ARGENTINE - Aucune corporation ne doit continuer à définir les politiques éducatives : Entretien avec Javier Castrillo, coordonnateur du projet Huayra

Pillku

mercredi 17 février 2016, mis en ligne par Dial

Dans son numéro de mai 2015, Dial avait consacré un dossier à la question de l’autonomie numérique [1]. Les deux premiers textes de ce numéro de février constituent le second volet du dossier, centré cette fois sur Huayra, système d’exploitation libre développé par l’État argentin. Le premier texte est une brève présentation de Huayra par Vladimir di Fiore, responsable du projet au sein du Programme national Conectar Igualdad de l’ANSES (Administration nationale de la sécurité sociale). Le second, ci-dessous, est un entretien avec Javier Castrillo, coordonnateur du projet. Les deux textes ont paru dans le numéro 10 de la revue digitale Pillku (août 2013).

Le collectif Édunathon vient de demander, dans une déclaration publique du 28 janvier [2], l’annulation de l’accord signé par la ministre française de l’Éducation nationale, Najat Vallaud-Belkacem, avec Microsoft France, pour un montant de 13 millions d’euros (30 novembre 2015).

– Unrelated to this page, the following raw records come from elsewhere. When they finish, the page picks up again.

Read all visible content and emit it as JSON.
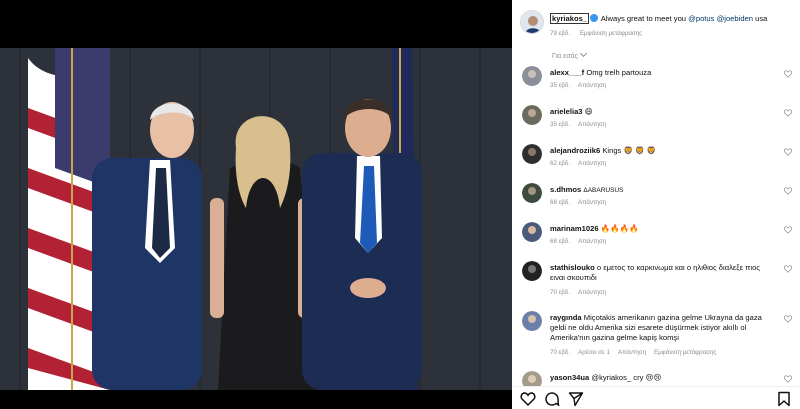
{
  "post": {
    "author": "kyriakos_",
    "caption_prefix": "Always great to meet you",
    "mention_1": "@potus",
    "mention_2": "@joebiden",
    "caption_suffix": "usa",
    "time": "79 εβδ.",
    "see_translation": "Εμφάνιση μετάφρασης"
  },
  "for_you_label": "Για εσάς",
  "reply_label": "Απάντηση",
  "translation_label": "Εμφάνιση μετάφρασης",
  "comments": [
    {
      "user": "alexx___f",
      "text": "Omg trelh partouza",
      "time": "35 εβδ.",
      "avatar_color": "#8a8f9a"
    },
    {
      "user": "arielelia3",
      "text": "😄",
      "time": "35 εβδ.",
      "avatar_color": "#6d6a5e"
    },
    {
      "user": "alejandroziik6",
      "text": "Kings 🦁 🦁 🦁",
      "time": "62 εβδ.",
      "avatar_color": "#2f2f2f"
    },
    {
      "user": "s.dhmos",
      "text": "ΔΑΒΑRUSUS",
      "time": "68 εβδ.",
      "avatar_color": "#3c4b3e"
    },
    {
      "user": "marinam1026",
      "text": "🔥🔥🔥🔥",
      "time": "68 εβδ.",
      "avatar_color": "#4b5a7a"
    },
    {
      "user": "stathislouko",
      "text": "ο εμετος το καρκινωμα και ο ηλιθιος διαλεξε πιος ειναι σκουπιδι",
      "time": "70 εβδ.",
      "avatar_color": "#222222"
    },
    {
      "user": "raygında",
      "text": "Miçotakis amerikanın gazina gelme Ukrayna da gaza geldi ne oldu Amerika sizi esarete düşürmek istiyor akıllı ol Amerika'nın gazina gelme kapiş komşi",
      "time": "70 εβδ.",
      "likes": "Αρέσει σε 1",
      "avatar_color": "#6b7fa8"
    },
    {
      "user": "yason34ua",
      "text": "@kyriakos_ cry 😢😢",
      "time": "",
      "avatar_color": "#a39a8a"
    }
  ]
}
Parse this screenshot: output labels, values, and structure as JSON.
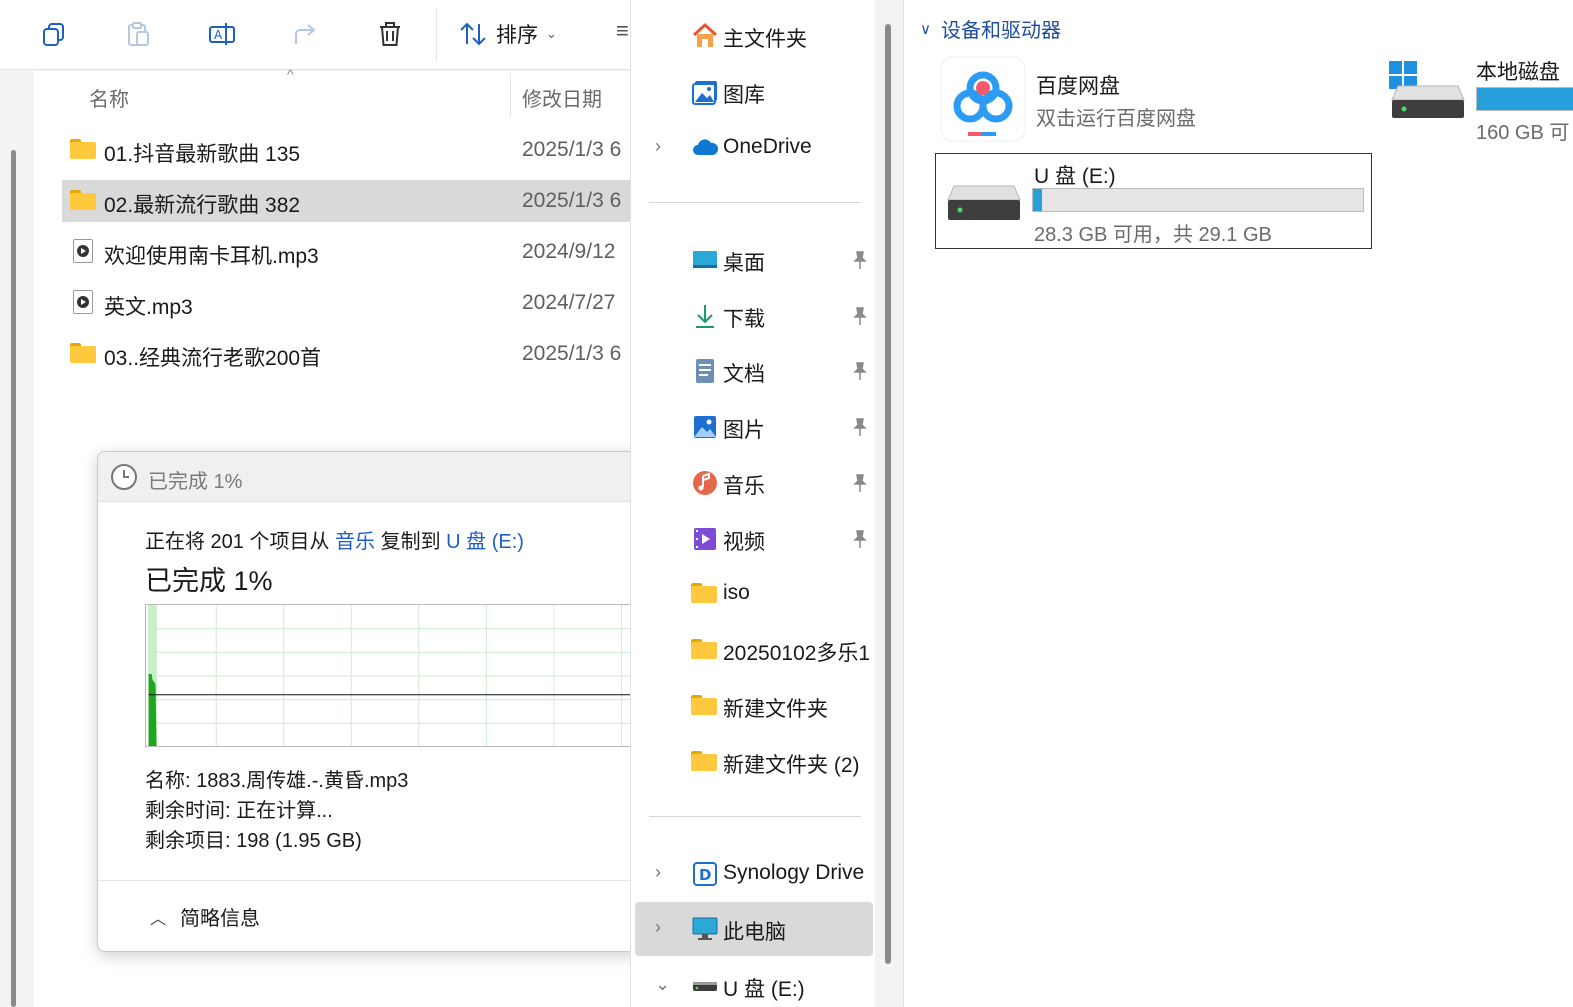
{
  "toolbar": {
    "sort_label": "排序",
    "buttons": [
      "copy-icon",
      "paste-icon",
      "rename-icon",
      "share-icon",
      "delete-icon"
    ]
  },
  "file_list": {
    "columns": {
      "name": "名称",
      "date": "修改日期"
    },
    "rows": [
      {
        "name": "01.抖音最新歌曲 135",
        "date": "2025/1/3 6",
        "type": "folder",
        "selected": false
      },
      {
        "name": "02.最新流行歌曲 382",
        "date": "2025/1/3 6",
        "type": "folder",
        "selected": true
      },
      {
        "name": "欢迎使用南卡耳机.mp3",
        "date": "2024/9/12",
        "type": "mp3",
        "selected": false
      },
      {
        "name": "英文.mp3",
        "date": "2024/7/27",
        "type": "mp3",
        "selected": false
      },
      {
        "name": "03..经典流行老歌200首",
        "date": "2025/1/3 6",
        "type": "folder",
        "selected": false
      }
    ]
  },
  "copy_dialog": {
    "title": "已完成 1%",
    "desc_prefix": "正在将 201 个项目从",
    "source": "音乐",
    "desc_mid": "复制到",
    "destination": "U 盘 (E:)",
    "percent_label": "已完成 1%",
    "progress_percent": 1,
    "name_label": "名称:",
    "name_value": "1883.周传雄.-.黄昏.mp3",
    "time_label": "剩余时间:",
    "time_value": "正在计算...",
    "items_label": "剩余项目:",
    "items_value": "198 (1.95 GB)",
    "footer_label": "简略信息"
  },
  "nav": {
    "home": "主文件夹",
    "gallery": "图库",
    "onedrive": "OneDrive",
    "desktop": "桌面",
    "downloads": "下载",
    "documents": "文档",
    "pictures": "图片",
    "music": "音乐",
    "videos": "视频",
    "iso": "iso",
    "folder_2025": "20250102多乐1",
    "new_folder": "新建文件夹",
    "new_folder_2": "新建文件夹 (2)",
    "synology": "Synology Drive",
    "this_pc": "此电脑",
    "usb": "U 盘 (E:)"
  },
  "content": {
    "section": "设备和驱动器",
    "baidu": {
      "title": "百度网盘",
      "subtitle": "双击运行百度网盘"
    },
    "local_disk": {
      "title": "本地磁盘",
      "free": "160 GB 可",
      "used_fraction": 0.9
    },
    "usb_drive": {
      "title": "U 盘 (E:)",
      "free": "28.3 GB 可用，共 29.1 GB",
      "used_fraction": 0.027
    }
  },
  "colors": {
    "accent": "#26a0da",
    "link": "#1f5fbf",
    "folder": "#ffc83d",
    "graph_green": "#1fa51f"
  }
}
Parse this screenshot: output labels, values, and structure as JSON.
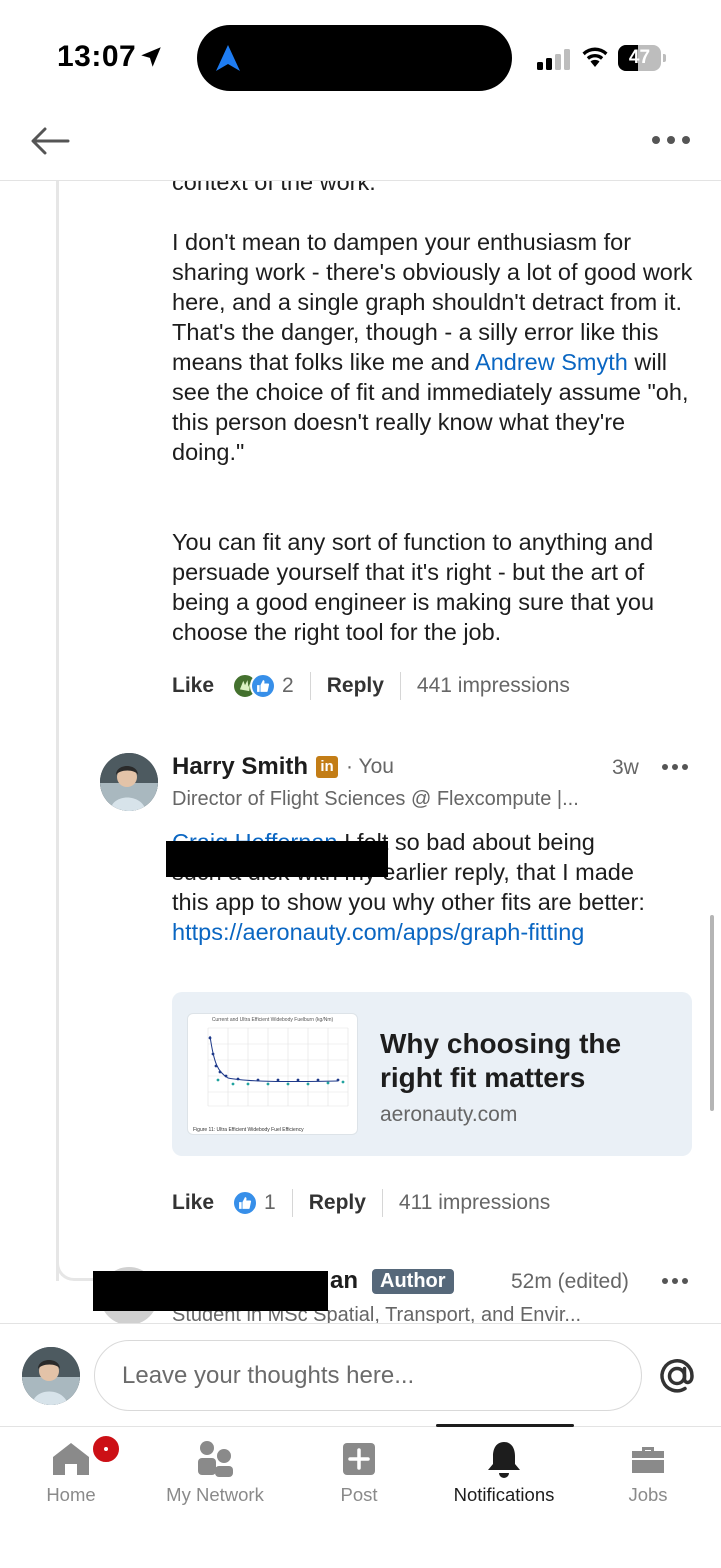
{
  "status_bar": {
    "time": "13:07",
    "battery": "47",
    "battery_level_percent": 47
  },
  "header": {
    "back_icon": "arrow-left-icon",
    "more_icon": "more-horizontal-icon"
  },
  "comment_1": {
    "cut_off_text": "context of the work.",
    "paragraph_1_part_1": "I don't mean to dampen your enthusiasm for sharing work - there's obviously a lot of good work here, and a single graph shouldn't detract from it. That's the danger, though - a silly error like this means that folks like me and ",
    "mention": "Andrew Smyth",
    "paragraph_1_part_2": " will see the choice of fit and immediately assume \"oh, this person doesn't really know what they're doing.\"",
    "paragraph_2": "You can fit any sort of function to anything and persuade yourself that it's right - but the art of being a good engineer is making sure that you choose the right tool for the job.",
    "actions": {
      "like_label": "Like",
      "reaction_count": "2",
      "reply_label": "Reply",
      "impressions": "441 impressions"
    }
  },
  "comment_2": {
    "author_name": "Harry Smith",
    "badge_letters": "in",
    "you_label": "You",
    "time_ago": "3w",
    "headline": "Director of Flight Sciences @ Flexcompute |...",
    "mention": "Craig Heffernan",
    "text_line_1_rest": " I felt so bad about being",
    "text_line_2": "such a dick with my earlier reply, that I made",
    "text_rest": "this app to show you why other fits are better: ",
    "link_url": "https://aeronauty.com/apps/graph-fitting",
    "link_card": {
      "title": "Why choosing the right fit matters",
      "domain": "aeronauty.com",
      "thumbnail_title": "Current and Ultra Efficient Widebody Fuelburn (kg/Nm)",
      "thumbnail_caption": "Figure 11: Ultra Efficient Widebody Fuel Efficiency"
    },
    "actions": {
      "like_label": "Like",
      "reaction_count": "1",
      "reply_label": "Reply",
      "impressions": "411 impressions"
    }
  },
  "comment_3": {
    "author_name_visible": "an",
    "author_badge": "Author",
    "time_ago": "52m (edited)",
    "headline": "Student in MSc Spatial, Transport, and Envir..."
  },
  "composer": {
    "placeholder": "Leave your thoughts here...",
    "mention_icon": "at-sign-icon"
  },
  "bottom_nav": {
    "items": [
      {
        "label": "Home",
        "icon": "home-icon"
      },
      {
        "label": "My Network",
        "icon": "network-icon"
      },
      {
        "label": "Post",
        "icon": "plus-square-icon"
      },
      {
        "label": "Notifications",
        "icon": "bell-icon"
      },
      {
        "label": "Jobs",
        "icon": "briefcase-icon"
      }
    ],
    "active": "Notifications"
  },
  "colors": {
    "link": "#0a66c2",
    "premium_badge": "#c37d16",
    "author_badge": "#56687a",
    "notification_badge": "#cc1016"
  }
}
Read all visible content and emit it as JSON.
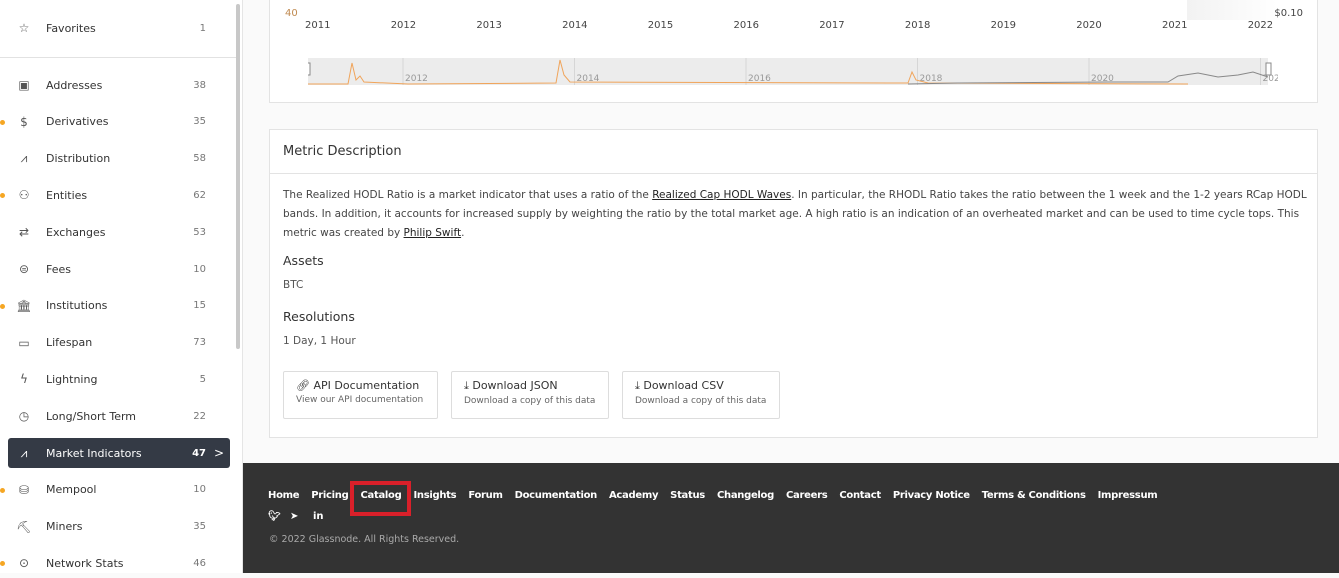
{
  "sidebar": {
    "favorites": {
      "label": "Favorites",
      "count": "1",
      "icon": "star-icon"
    },
    "items": [
      {
        "label": "Addresses",
        "count": "38",
        "icon": "wallet-icon",
        "dot": false
      },
      {
        "label": "Derivatives",
        "count": "35",
        "icon": "derivatives-icon",
        "dot": true
      },
      {
        "label": "Distribution",
        "count": "58",
        "icon": "distribution-icon",
        "dot": false
      },
      {
        "label": "Entities",
        "count": "62",
        "icon": "users-icon",
        "dot": true
      },
      {
        "label": "Exchanges",
        "count": "53",
        "icon": "exchange-icon",
        "dot": false
      },
      {
        "label": "Fees",
        "count": "10",
        "icon": "fees-icon",
        "dot": false
      },
      {
        "label": "Institutions",
        "count": "15",
        "icon": "bank-icon",
        "dot": true
      },
      {
        "label": "Lifespan",
        "count": "73",
        "icon": "calendar-icon",
        "dot": false
      },
      {
        "label": "Lightning",
        "count": "5",
        "icon": "lightning-icon",
        "dot": false
      },
      {
        "label": "Long/Short Term",
        "count": "22",
        "icon": "clock-icon",
        "dot": false
      },
      {
        "label": "Market Indicators",
        "count": "47",
        "icon": "chart-line-icon",
        "dot": false,
        "active": true
      },
      {
        "label": "Mempool",
        "count": "10",
        "icon": "database-icon",
        "dot": true
      },
      {
        "label": "Miners",
        "count": "35",
        "icon": "pickaxe-icon",
        "dot": false
      },
      {
        "label": "Network Stats",
        "count": "46",
        "icon": "network-icon",
        "dot": true
      }
    ]
  },
  "chart": {
    "y_left_label": "40",
    "y_right_label": "$0.10",
    "x_ticks": [
      "2011",
      "2012",
      "2013",
      "2014",
      "2015",
      "2016",
      "2017",
      "2018",
      "2019",
      "2020",
      "2021",
      "2022"
    ],
    "navigator_ticks": [
      "2012",
      "2014",
      "2016",
      "2018",
      "2020",
      "2022"
    ],
    "colors": {
      "series": "#f0a45a",
      "price": "#888888"
    }
  },
  "metric": {
    "title": "Metric Description",
    "desc_1": "The Realized HODL Ratio is a market indicator that uses a ratio of the ",
    "link_1": "Realized Cap HODL Waves",
    "desc_2": ". In particular, the RHODL Ratio takes the ratio between the 1 week and the 1-2 years RCap HODL bands. In addition, it accounts for increased supply by weighting the ratio by the total market age. A high ratio is an indication of an overheated market and can be used to time cycle tops. This metric was created by ",
    "link_2": "Philip Swift",
    "desc_3": ".",
    "assets_heading": "Assets",
    "assets": "BTC",
    "res_heading": "Resolutions",
    "resolutions": "1 Day, 1 Hour",
    "buttons": [
      {
        "title": "API Documentation",
        "sub": "View our API documentation"
      },
      {
        "title": "Download JSON",
        "sub": "Download a copy of this data"
      },
      {
        "title": "Download CSV",
        "sub": "Download a copy of this data"
      }
    ]
  },
  "footer": {
    "links": [
      "Home",
      "Pricing",
      "Catalog",
      "Insights",
      "Forum",
      "Documentation",
      "Academy",
      "Status",
      "Changelog",
      "Careers",
      "Contact",
      "Privacy Notice",
      "Terms & Conditions",
      "Impressum"
    ],
    "copyright": "© 2022 Glassnode. All Rights Reserved.",
    "highlight_color": "#d9202a"
  }
}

L’Assemblée nationale a voté de son côté, mercredi 20 janvier, un texte requérant du gouvernement la réalisation sous 3 mois d’un « rapport sur la possibilité de créer un Commissariat à la souveraineté numérique […], dont les missions concourront à l’exercice, dans le cyberespace, de la souveraineté nationale […] » et précisant « les conditions de mise en place, sous l’égide de ce commissariat, d’un système d’exploitation souverain […] » [3]. La publication du second volet de ce dossier est donc tout à fait d’actualité…


Huayra tire son nom du mot quechua qui signifie le « vent ». C’est une distribution GNU/Linux [4] directement liée au programme Conectar Igualdad. Pour Javier Castrillo, si Evita vivait encore, elle serait linuxienne. Coordonnateur du projet Huayra, c’est un promoteur du logiciel libre pour la patrie souveraine. Huayra est la distribution « officielle » de l’État argentin. Nous nous sommes entretenus avec Javier pour en savoir plus sur la dynamique et les particularités du projet.

Le programme Conectar Igualdad a fourni trois millions de netbooks [5] pour que tous les élèves et les enseignants du secondaire de l’école publique, des établissements spécialisés et des instituts de formation soient équipés d’un ordinateur. Huayra est le système d’exploitation libre développé sur la base des besoins des étudiant-e-s, des enseignant-e-s et de toute la communauté éducative en général.

Pour commencer, nous aimerions que tu nous racontes comment a surgi l’idée de créer Huayra Linux.

La réponse courte est de dire qu’après deux ans de fonctionnement, le programme Conectar Igualdad, le plus grand dispositif de formation individualisée de l’histoire argentine, avait atteint une maturité et une dimension telles qu’il lui fallait un système d’exploitation en propre, une plateforme sur laquelle s’appuyer pour construire, former, systématiser et homogénéiser.

Il faut garder en tête qu’on parle ici de 3 500 000 machines et de 11 000 écoles. Il nous fallait donc « au-dessus » de tout ça une plateforme stable et universelle, comme le Programme. Évidemment, la plateforme se devait d’être libre, construite de manière collaborative, solide et sûre ; il devait s’agir de logiciels libres pour que l’État puisse se l’approprier, pour ainsi dire, parce qu’en fait, nous sommes tous propriétaires du code.

Se l’approprier…

Et ne dépendre d’aucune corporation, pour qu’aucune entreprise, aucun monopole ne continue de définir les politiques éducatives.

Quelle fut la réaction de Microsoft sur la question ? J’ai cru comprendre que les machines disposent encore d’un double démarrage [dual boot].

Las machines ont le double démarrage parce que le contrat, pour le moment, reste en vigueur. Notre objectif, dans l’équipe de Huayra, est évidemment d’avoir seulement notre système d’exploitation d’installé et nous effectuons un travail technique, nous travaillons à former les enseignants, nous faisons un travail politique et, surtout, nous veillons à fournir un produit de qualité qui satisfasse tous les usagers pour que leur choix se porte naturellement sur le système d’exploitation libre plutôt que sur un système privateur [6].

Il y a quelques semaines, tous les présidents présents à la dernière réunion du Mercosur ont signé une résolution dans laquelle ils s’engagent à diffuser et développer le logiciel libre, surtout dans les programmes d’inclusion sociale dans lesquels s’inscrirait le programme Conectar Igualdad. Le mensonge que les entreprises ont pendant longtemps vendu comme « neutralité technologique » a été jeté à bas par la signature de tous les présidents de la région.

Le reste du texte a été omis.